After absorption, morphine is bound to plasma proteins in the proportion of 30 %.

Biotransformation

Opium alkaloids are extensively metabolized to glucuronide conjugates (3-glucuronide (M3G) and 6-glucuronide (M6G)) that undergo an enterohepatic cycle. 6-glucuronide is a metabolite of morphine about 50 times more active than the parent substance.

Morphine is also demethylated, which leads to another active metabolite, normorphine.

Codeine is metabolized to give codeine-6-glucuronide, morphine (the only active metabolite) and norcodeine. Since codeine is present in opium extract at levels ten times lower than those of morphine, its hepatic transformation has little effect on the overall bioavailability of morphine.

Elimination

The elimination half-life of morphine is approximately 2 hours. An elimination half-life of 2.4 to 6.7 hours has been reported for M3G. About 90 % of total morphine is excreted in 24 hours with traces in urine for 48 hours or more 9.

The elimination of glucuronoconjugate derivatives is essentially by the urinary route, both by glomerular filtration and tubular secretion. Faecal elimination is low (<10 %).

Several studies have shown that morphine induces chromosome damage in animals in somatic and germ cells and in human somatic cells. A genotoxic potential for humans is therefore expected. Long-term animal studies on the carcinogenic potential of morphine have not been conducted.

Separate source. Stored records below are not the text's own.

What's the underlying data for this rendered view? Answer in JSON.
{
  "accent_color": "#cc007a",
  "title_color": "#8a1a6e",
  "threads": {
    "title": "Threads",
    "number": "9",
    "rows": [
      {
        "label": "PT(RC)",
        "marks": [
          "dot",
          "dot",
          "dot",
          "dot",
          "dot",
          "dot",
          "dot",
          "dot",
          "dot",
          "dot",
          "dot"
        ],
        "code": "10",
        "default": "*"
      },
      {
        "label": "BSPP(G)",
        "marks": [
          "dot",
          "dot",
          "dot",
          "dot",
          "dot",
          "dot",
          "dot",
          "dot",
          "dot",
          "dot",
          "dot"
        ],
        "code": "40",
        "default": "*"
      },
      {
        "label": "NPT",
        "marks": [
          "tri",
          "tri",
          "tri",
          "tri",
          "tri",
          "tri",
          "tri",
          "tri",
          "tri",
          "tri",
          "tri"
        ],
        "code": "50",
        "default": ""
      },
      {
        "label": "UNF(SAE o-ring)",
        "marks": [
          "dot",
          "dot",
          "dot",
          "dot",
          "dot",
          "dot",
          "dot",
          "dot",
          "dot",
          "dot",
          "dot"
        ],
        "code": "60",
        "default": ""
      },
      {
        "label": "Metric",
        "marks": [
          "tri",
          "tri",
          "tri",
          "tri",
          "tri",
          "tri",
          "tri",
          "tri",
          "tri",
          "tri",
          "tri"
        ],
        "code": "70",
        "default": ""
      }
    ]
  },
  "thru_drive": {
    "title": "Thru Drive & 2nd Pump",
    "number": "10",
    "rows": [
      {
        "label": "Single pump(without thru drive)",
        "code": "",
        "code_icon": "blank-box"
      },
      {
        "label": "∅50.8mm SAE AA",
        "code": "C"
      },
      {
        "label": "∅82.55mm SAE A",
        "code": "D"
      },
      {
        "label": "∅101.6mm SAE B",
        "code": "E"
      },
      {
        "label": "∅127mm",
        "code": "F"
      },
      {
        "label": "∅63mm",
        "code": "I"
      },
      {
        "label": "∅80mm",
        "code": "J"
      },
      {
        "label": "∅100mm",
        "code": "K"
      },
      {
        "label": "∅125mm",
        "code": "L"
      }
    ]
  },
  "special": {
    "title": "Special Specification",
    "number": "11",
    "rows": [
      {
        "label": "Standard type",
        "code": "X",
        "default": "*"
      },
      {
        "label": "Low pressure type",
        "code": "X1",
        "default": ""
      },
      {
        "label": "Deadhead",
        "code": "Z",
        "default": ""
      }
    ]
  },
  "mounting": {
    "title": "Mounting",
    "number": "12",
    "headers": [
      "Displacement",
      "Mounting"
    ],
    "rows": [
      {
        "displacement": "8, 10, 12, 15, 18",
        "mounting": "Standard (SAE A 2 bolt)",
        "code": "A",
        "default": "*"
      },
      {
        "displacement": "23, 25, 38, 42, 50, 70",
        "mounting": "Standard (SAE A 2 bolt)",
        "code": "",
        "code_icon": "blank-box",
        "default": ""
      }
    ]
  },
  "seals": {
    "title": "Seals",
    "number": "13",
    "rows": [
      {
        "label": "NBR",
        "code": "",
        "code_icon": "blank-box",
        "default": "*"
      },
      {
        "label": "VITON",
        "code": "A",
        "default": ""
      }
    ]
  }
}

Studies have indicated an association between regular use of opium and increased risk of gastric adenocarcinoma and cancers in the oesophagus, larynx, bladder and lung.

The mechanism of this association is not fully understood.

Animal studies have shown reproductive toxicity during the whole pregnancy (CNS malformations, foetal growth retardation, skeleton defects, testis atrophy, changes in neurotransmitter systems and behaviour, dependency) as well as impairment of sexual behaviour in male and fertility in female animals, see section 4.6.

The relevance to clinical use is not known.

Ethanol 96% v/v

Purified water

Not applicable.

36 months.

4 weeks after the bottle has been opened (in-use stability)

This medicinal product does not require any special storage conditions

Brown glass bottle with a white LDPE dropper and white polypropylene (PP) childproof closure. Pack sizes of 1 x 10 ml, 2 x 10 ml, 3 x 10 ml, 4 x 10 ml, 5 x 10 ml and 10 x 10 ml

Not all pack sizes may be marketed.

Any unused medicinal product or waste material should be disposed of in accordance with local requirements.